J’aurais dû attendre le printemps. Non pas que la première rencontre avec l’homme que je vais épouser me perturbe, mais c’est la route qui est de plus en plus mauvaise. Les orignaux arrivent à peine à fendre les lames de neige. Fhélly a dû se résoudre à rester près de sa mère — et surtout sa sœur — dans le traineau. Mon petit garçon fait pitié, tu devrais le voir. Des rafales de neige retombent sur nous et les chaudes fourrures ont peine à nous isoler. Il faut parfois les renverser pour déneiger l’habitacle.

Il aime marcher avec la garde et poser des questions. Il ne m’interroge plus trop sur la raison de notre départ, comme s’il avait tout bonnement accepté. C’est Ilissia qui m’en veut, je crois. Je sens son regard, tu sais, celui qui juge sans avoir encore vécu? Celui de sa tante. Elle a vraiment ton regard et une part de toi me rassure si loin de chez moi. Enfin, mon ancien chez moi, comme tu sais.

nordicitcé15

Le fleuve s’est glacé depuis trois jours. Nous le suivons depuis un peu avant Beschevet et même s’il est plus large ici, la glace s’est imposée. Bientôt, nous verrons des ponts de glace. Je n’en ai jamais vu d’aussi longs. Ça en est presque troublant. Il ne s’agit pas de traverser une rivière à gué! Les gens sont audacieux, lorsqu’on y pense, oser faire des sentiers d’une rive à l’autre sur de l’eau gelée.
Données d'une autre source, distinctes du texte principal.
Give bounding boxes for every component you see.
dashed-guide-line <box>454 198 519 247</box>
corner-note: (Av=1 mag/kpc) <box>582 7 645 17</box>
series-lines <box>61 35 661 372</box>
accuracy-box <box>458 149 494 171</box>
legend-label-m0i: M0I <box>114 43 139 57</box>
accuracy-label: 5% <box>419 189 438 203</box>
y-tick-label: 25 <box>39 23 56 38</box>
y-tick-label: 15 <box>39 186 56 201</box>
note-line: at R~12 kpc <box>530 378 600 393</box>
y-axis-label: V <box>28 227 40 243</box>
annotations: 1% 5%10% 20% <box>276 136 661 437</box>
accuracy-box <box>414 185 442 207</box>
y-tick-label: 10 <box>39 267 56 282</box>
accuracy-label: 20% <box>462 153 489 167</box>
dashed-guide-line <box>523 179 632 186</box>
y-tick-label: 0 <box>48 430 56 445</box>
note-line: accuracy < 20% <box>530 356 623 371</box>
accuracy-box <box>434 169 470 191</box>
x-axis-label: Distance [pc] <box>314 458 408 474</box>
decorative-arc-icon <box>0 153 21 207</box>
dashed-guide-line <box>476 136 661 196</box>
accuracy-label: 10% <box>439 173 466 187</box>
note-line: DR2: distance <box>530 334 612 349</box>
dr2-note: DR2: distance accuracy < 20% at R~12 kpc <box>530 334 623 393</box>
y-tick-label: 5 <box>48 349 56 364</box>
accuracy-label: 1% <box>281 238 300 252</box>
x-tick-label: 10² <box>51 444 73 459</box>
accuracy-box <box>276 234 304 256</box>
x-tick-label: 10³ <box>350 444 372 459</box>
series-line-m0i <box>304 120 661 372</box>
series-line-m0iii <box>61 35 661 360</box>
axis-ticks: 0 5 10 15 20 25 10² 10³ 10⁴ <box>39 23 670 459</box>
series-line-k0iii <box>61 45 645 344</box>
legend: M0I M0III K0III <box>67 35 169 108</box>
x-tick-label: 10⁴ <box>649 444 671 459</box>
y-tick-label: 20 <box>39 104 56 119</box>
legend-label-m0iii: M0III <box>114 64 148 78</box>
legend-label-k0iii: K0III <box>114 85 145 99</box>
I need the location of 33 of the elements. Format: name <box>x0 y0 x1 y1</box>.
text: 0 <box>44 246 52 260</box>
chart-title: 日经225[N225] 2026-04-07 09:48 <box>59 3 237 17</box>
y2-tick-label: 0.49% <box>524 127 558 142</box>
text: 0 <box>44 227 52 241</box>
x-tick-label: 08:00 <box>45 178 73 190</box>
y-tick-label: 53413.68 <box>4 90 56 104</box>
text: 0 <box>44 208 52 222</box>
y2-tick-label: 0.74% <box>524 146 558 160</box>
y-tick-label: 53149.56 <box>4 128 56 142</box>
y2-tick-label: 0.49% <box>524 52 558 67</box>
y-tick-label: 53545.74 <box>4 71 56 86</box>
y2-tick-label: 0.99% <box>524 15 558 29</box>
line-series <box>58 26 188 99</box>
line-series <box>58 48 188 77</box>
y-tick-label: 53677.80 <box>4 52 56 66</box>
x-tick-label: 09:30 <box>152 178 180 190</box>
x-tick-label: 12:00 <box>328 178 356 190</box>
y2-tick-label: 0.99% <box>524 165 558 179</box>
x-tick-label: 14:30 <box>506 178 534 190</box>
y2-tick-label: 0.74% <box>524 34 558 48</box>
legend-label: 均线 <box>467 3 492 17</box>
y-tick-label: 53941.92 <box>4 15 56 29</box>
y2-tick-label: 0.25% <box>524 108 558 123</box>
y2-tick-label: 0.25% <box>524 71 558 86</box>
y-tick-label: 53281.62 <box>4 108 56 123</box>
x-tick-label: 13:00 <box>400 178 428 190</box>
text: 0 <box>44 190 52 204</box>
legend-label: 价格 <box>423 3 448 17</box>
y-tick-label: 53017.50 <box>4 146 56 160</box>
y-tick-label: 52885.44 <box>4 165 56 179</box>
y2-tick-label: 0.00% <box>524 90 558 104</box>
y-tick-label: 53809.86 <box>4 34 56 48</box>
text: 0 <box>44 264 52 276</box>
Oui, j’aurais dû attendre le printemps. Je ne voulais pas le souci de retarder encore cette alliance, mais vois-tu, il me semble que j’aurais dû correspondre avec lui. Ne lève pas les yeux au ciel. Tu avais raison. J’aurais pu tenter d’établir un début de communication. Je m’approche d’un inconnu dans une cité si loin de ma contrée natale… Vais-je aimer la mer, tu crois ? Vais-je être capable de m’y faire?

Je n’ai qu’à observer Ilissia qui me scrute ou Fhélly et son sourire encore naïf. Je sais que je dois le faire. Protéger Sanglefroy, mais surtout, garder mes enfants loin de ces escalades de conflits. Je les sens si terribles. Ai-je fui? Dis-moi, ai-je simplement pris peur?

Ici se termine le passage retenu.